The Cost-Shared Journal

The Chicago Journal of Theoretical Computer Science, a peer-reviewed electronic journal under development by the MIT Press, provides a promising new model for applying cost-sharing and risk reduction to academic publishing. In return for annual subscription fee of $125, libraries are licensed for unlimited use of the journal at their institution. The journal can be mounted locally or accessed over the Internet. It will be archived at MIT by the MIT Libraries so that subscribing libraries will not have the burden of archiving as they do with paper journals. The Journal will take advantage of its electronic form by including executable computer code. The market for the Chicago Journal of Theoretical Computer Science is fairly clearly defined: perhaps 400 research libraries worldwide. Since there will be virtually no market for separate individual subscriptions, the economics are nearly transparent. There is no press run, no shipping costs, no inventory to maintain. As for marketing and promotion, the Internet puts scholarly communities (and their libraries) in such virtual proximity that marketing costs are trivial. The opportunities to streamline the processes of solicitation, review, and editing promise to further reduce the costs of operating a scholarly journal.

The core managerial and editorial functions will remain. These include the often intangible front-end costs of attracting a prestigious advisory board, reviewers, and contributors. These initial costs will be greater than normal because electronic journals lack the acceptance and broad reach of print journals.

Ironically, the startup costs are increased by the very fact that early electronic publications have been distributed free of charge, often with limited or no peer review. While free distribution has much to commend it, it does not instill confidence that the journal, or the authors represented, will endure. The result is that the electronic journal has been stigmatized as an underfunded, technologically driven novelty — a periodic bulletin board.

The Chicago Journal of Theoretical Computer Science takes aim at the gulf between the free information and unmetered environment that characterizes the current Internet and the tightly metered world of online publishing. MIT Press must put effort and resources into selling the model, but that burden will diminish for those that follow. Basically, electronic scholarly publishing must be capitalized as an institution, although much of the required capital may take the form of prestige and other intangibles. The commitment must span the entire academic enterprise — faculty, libraries, computing services, and administration — encompassing tenure and promotion decisions, acquisition and licensing policies, and infrastructure development. And it must be a mutual commitment entered into by a critical mass of the most respected universities.
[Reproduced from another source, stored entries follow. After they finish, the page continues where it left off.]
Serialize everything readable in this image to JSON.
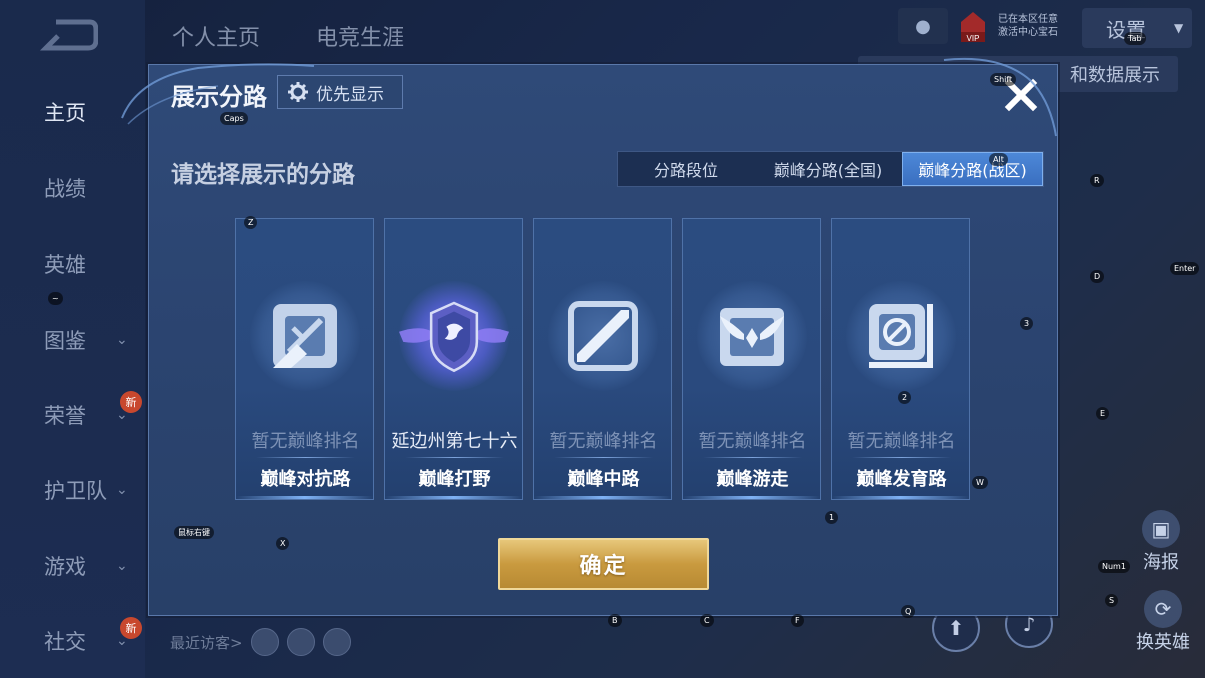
{
  "background": {
    "nav_tabs": [
      "个人主页",
      "电竞生涯"
    ],
    "sidebar_items": [
      {
        "label": "主页",
        "active": true,
        "chevron": false,
        "badge": ""
      },
      {
        "label": "战绩",
        "active": false,
        "chevron": false,
        "badge": ""
      },
      {
        "label": "英雄",
        "active": false,
        "chevron": false,
        "badge": ""
      },
      {
        "label": "图鉴",
        "active": false,
        "chevron": true,
        "badge": ""
      },
      {
        "label": "荣誉",
        "active": false,
        "chevron": true,
        "badge": "新"
      },
      {
        "label": "护卫队",
        "active": false,
        "chevron": true,
        "badge": ""
      },
      {
        "label": "游戏",
        "active": false,
        "chevron": true,
        "badge": ""
      },
      {
        "label": "社交",
        "active": false,
        "chevron": true,
        "badge": "新"
      }
    ],
    "vip_label": "VIP",
    "vip_line1": "已在本区任意",
    "vip_line2": "激活中心宝石",
    "settings_label": "设置",
    "banner_text": "和数据展示",
    "recent_visitors_label": "最近访客>",
    "poster_label": "海报",
    "switch_hero_label": "换英雄"
  },
  "modal": {
    "title": "展示分路",
    "priority_label": "优先显示",
    "subtitle": "请选择展示的分路",
    "tabs": [
      {
        "label": "分路段位",
        "active": false
      },
      {
        "label": "巅峰分路(全国)",
        "active": false
      },
      {
        "label": "巅峰分路(战区)",
        "active": true
      }
    ],
    "cards": [
      {
        "rank_text": "暂无巅峰排名",
        "lane_name": "巅峰对抗路",
        "icon": "clash-lane-icon",
        "has_rank": false
      },
      {
        "rank_text": "延边州第七十六",
        "lane_name": "巅峰打野",
        "icon": "jungle-crest-icon",
        "has_rank": true
      },
      {
        "rank_text": "暂无巅峰排名",
        "lane_name": "巅峰中路",
        "icon": "mid-lane-icon",
        "has_rank": false
      },
      {
        "rank_text": "暂无巅峰排名",
        "lane_name": "巅峰游走",
        "icon": "roam-wings-icon",
        "has_rank": false
      },
      {
        "rank_text": "暂无巅峰排名",
        "lane_name": "巅峰发育路",
        "icon": "farm-lane-icon",
        "has_rank": false
      }
    ],
    "confirm_label": "确定"
  },
  "key_hints": {
    "caps": "Caps",
    "shift": "Shift",
    "tab": "Tab",
    "alt": "Alt",
    "r": "R",
    "z": "Z",
    "d": "D",
    "enter": "Enter",
    "tilde": "~",
    "three": "3",
    "two": "2",
    "e": "E",
    "w": "W",
    "one": "1",
    "x": "X",
    "mouse": "鼠标右键",
    "num1": "Num1",
    "s": "S",
    "b": "B",
    "c": "C",
    "f": "F",
    "q": "Q"
  },
  "colors": {
    "accent_tab": "#3a6fc0",
    "confirm_gold": "#c99a3f",
    "modal_bg": "#2b4470"
  }
}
As the problem of global capitalization is solved, commitment to support individual electronic journals can and should be analogized to the periodical subscriptions that libraries have entered into for the past two centuries. The library pays a fixed amount of money for a reasonably fixed flow of information of known quality. This predictability helps simplify and rationalize the process of scholarly communications.

But while it is helpful and probably necessary to focus on the journal as an enterprise, the individual article is really the fundamental unit, and it is the citations and links between articles that define scholarly communications. Whereas print journals constrain the flow and format of information, digital technology and networks make it possible to quicken, enhance, and intelligently order information in new ways. The difference is as dramatic as the difference between the one-way analog channels of cable television and the packet-oriented environment of the Internet. For the near term, however, it is challenging enough to wrestle with accountability at a journal level of granularity.

Site Licensing for Cost Recovery

While digital technology provides opportunities for many different kinds of added value supported by greater accountability, other characteristics push the other direction. With marginal costs approaching zero, networked digital information behaves increasingly like a pure public good, suggesting that there may be consumer welfare loss associated with strict controls. Thus, the local site license (allowing unrestricted local use) looks highly desirable, if the licensor can be reasonably confident of controlling leakage from institution to institution.

This usually means circumscribing the community of authorized users more rigorously than simply those individuals with accounts on the institution's computers. Licensing practices for electronic journals could well follow definitions and security procedures that have been developed for commercial databases under institutional site license. Some may feel uncomfortable with this unless the license preserves universal access within the walls of the institution's library — so that the library does not have to erect internal barriers to access and use. More generally, the challenge is how to balance the need for accountability at an institutional level with options for occasional access by others. In some fields (including, quite possibly, theoretical computer science), there may be a relatively neat fit. Virtually all users would be expected to subscribe, especially if the scope of the enterprise is small (like a specialized journal) and the cost of unlimited local access is affordable. However, if the field is interdisciplinary or otherwise ill-defined, and as the enterprise grows to a library-like scale with commensurate costs, then the need to accommodate occasional users grows. Furthermore, the larger the enterprise the greater the costs of capitalization — and so the necessity of discriminating between the initial funders and those that buy in later when the enterprise has proved viable.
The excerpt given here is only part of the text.